Mai of the Kanem–Bornu Empire
- Reign: 1811–1814
- Predecessor: Dunama IX Lefiami
- Successor: Dunama IX Lefiami
- Burial: "Balangwa"
- Dynasty: Sayfawa dynasty
- Father: Ali IV Kalirgima
- Mother: Amina

= Muhammad IX Ngileruma =

Muhammad IX (Note: Some chronologies of Kanem–Bornu rulers omit the 14th-century Muhammad II Manza, lowering the regnal numbers of later rulers of this name. This ruler is then considered Muhammad VIII.) (Muḥammad bin ʿAlī bin Ḥamdūn), called Muhammad Ngileruma, was the mai (ruler) of the Kanem–Bornu Empire in 1811–1814. Muhammad Ngileruma came to power after his nephew Dunama IX Lefiami was deposed in a palace revolt. Little is known of political developments in his reign, though he is credited with founding Kafela as a new imperial capital. Muhammad Ngileruma was deposed without a fight in 1814 and Dunama was restored to the throne.

== Life ==
Muhammad Ngileruma was a son of mai Ali IV Kalirgima (1750–1791). Muhammad's mother was named Amina, "the daughter of Talba".

By 1811, the reign of Muhammad's nephew Dunama IX Lefiami had inspired considerable discontent among the courtiers and nobility of the empire. Dunama had failed to deal with the invasion of the empire in the Fula jihads, with leadership instead mainly falling on the scholar and religious leader Muhammad al-Amin al-Kanemi. Al-Kanemi's growing influence and power as a result of his victories also represented a threat to the empire's establishment.

In 1811, Dunama was deposed in a palace revolt and replaced as mai with Muhammad Ngileruma. The conspirators argued that they were acting justly by pointing to the fact that Dunama had become mai with the abdication of his father, Ahmad Alimi, and had thus irregularly acceded to the position while his predecessor was still alive. The conspirators expected Muhammad Ngileruma to return the empire to the state of peace and security it had enjoyed prior to the Fula jihads, and to contain the ambitions of al-Kanemi. Muhammad Ngileruma does not appear to have opposed al-Kanemi, however, instead employing him and his warriors as the empire's defense force. A permanent capital was re-established at Kafela, close to al-Kanemi's capital at Ngurno. The previous capital, Ngazargamu, had been destroyed in the Fula jihads.
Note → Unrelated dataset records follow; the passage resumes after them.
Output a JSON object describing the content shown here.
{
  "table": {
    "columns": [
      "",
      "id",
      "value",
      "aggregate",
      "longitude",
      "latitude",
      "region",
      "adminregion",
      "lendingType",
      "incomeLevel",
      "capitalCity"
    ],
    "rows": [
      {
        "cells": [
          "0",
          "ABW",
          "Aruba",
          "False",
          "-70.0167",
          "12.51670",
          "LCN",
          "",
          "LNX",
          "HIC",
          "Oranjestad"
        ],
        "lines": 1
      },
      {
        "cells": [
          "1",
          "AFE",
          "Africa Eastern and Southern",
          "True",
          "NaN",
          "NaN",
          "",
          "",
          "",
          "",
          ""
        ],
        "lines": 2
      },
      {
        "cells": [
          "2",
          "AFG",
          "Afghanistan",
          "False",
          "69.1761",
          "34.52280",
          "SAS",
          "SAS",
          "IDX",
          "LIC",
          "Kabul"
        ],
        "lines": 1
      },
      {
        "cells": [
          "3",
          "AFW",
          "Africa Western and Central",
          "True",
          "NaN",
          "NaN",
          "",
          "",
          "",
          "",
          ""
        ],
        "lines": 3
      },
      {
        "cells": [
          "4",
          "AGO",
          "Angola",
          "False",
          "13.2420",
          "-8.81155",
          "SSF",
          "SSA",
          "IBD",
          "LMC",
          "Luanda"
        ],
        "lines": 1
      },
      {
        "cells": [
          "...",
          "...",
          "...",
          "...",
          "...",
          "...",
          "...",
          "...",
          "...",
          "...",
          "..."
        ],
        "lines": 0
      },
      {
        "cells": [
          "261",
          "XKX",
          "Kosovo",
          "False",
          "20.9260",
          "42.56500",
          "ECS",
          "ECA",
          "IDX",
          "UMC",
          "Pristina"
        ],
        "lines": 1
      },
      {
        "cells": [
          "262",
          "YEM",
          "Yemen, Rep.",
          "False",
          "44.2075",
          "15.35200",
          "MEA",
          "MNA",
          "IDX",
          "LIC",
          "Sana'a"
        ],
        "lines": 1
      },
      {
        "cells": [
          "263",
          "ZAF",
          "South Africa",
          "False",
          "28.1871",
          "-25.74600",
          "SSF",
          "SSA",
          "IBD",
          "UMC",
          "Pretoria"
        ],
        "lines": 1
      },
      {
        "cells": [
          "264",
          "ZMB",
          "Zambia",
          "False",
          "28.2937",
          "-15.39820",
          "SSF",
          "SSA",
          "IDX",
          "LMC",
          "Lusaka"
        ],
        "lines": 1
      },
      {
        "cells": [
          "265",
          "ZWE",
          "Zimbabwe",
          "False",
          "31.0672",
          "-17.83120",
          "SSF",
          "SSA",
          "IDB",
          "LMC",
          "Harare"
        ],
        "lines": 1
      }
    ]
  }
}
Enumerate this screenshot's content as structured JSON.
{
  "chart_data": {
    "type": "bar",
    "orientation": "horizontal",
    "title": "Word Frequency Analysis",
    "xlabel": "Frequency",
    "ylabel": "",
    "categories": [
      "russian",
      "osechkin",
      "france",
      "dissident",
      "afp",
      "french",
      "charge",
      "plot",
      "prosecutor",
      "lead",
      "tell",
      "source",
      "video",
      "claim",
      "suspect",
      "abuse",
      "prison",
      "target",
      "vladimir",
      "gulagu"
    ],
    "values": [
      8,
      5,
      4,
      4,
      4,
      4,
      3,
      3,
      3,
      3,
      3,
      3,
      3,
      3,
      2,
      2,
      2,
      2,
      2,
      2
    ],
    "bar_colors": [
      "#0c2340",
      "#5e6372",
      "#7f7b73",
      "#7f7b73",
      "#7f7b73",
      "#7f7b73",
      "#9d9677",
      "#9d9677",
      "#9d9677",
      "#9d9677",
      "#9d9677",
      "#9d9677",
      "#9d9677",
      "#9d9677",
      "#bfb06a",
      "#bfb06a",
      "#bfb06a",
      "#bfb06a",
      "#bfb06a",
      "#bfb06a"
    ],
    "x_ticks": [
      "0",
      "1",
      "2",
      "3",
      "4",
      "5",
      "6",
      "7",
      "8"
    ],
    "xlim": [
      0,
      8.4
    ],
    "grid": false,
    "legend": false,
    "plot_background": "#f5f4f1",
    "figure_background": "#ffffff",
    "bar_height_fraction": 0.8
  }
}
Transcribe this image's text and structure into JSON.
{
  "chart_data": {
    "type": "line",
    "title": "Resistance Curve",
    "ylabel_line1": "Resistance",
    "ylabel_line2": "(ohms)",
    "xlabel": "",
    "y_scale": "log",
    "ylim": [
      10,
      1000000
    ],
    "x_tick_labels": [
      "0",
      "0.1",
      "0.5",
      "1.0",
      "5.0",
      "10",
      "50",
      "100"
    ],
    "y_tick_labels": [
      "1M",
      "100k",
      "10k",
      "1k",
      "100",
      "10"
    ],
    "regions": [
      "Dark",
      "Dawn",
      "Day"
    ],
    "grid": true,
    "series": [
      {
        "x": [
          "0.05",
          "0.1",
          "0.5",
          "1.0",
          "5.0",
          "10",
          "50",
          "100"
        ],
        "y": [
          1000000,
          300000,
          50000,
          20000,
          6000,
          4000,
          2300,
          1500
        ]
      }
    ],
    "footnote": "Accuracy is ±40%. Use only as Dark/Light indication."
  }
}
Little is known of the political developments in Muhammad Ngileruma's reign, though he appears to have held his position only tenuously as different factions in Kafela and Ngurno struggled for influence.

Muhammad Ngileruma's reign came to an end after just three years, when al-Kanemi supported the restoration of Dunama IX. The mai had, like Dunama, failed to lead the resistance against the Fulani. Muhammad Ngileruma was also a man of deep religious convictions, and had imposed unpopular legal strictures at court. With the pretext of preparing another campaign against the Fulani, al-Kanemi summoned leading courtiers to Ngurno. The courtiers who did not support Dunama were outnumbered and forced to comply. Upon hearing of the conspiracy, Muhammad Ngileruma left Kafela quietly without a fight. Al-Kanemi, Dunama, and their supporters then rode to Kafela and again invested Dunama as mai. Muhammad died some time later and was reportedly buried at a site called Balangwa.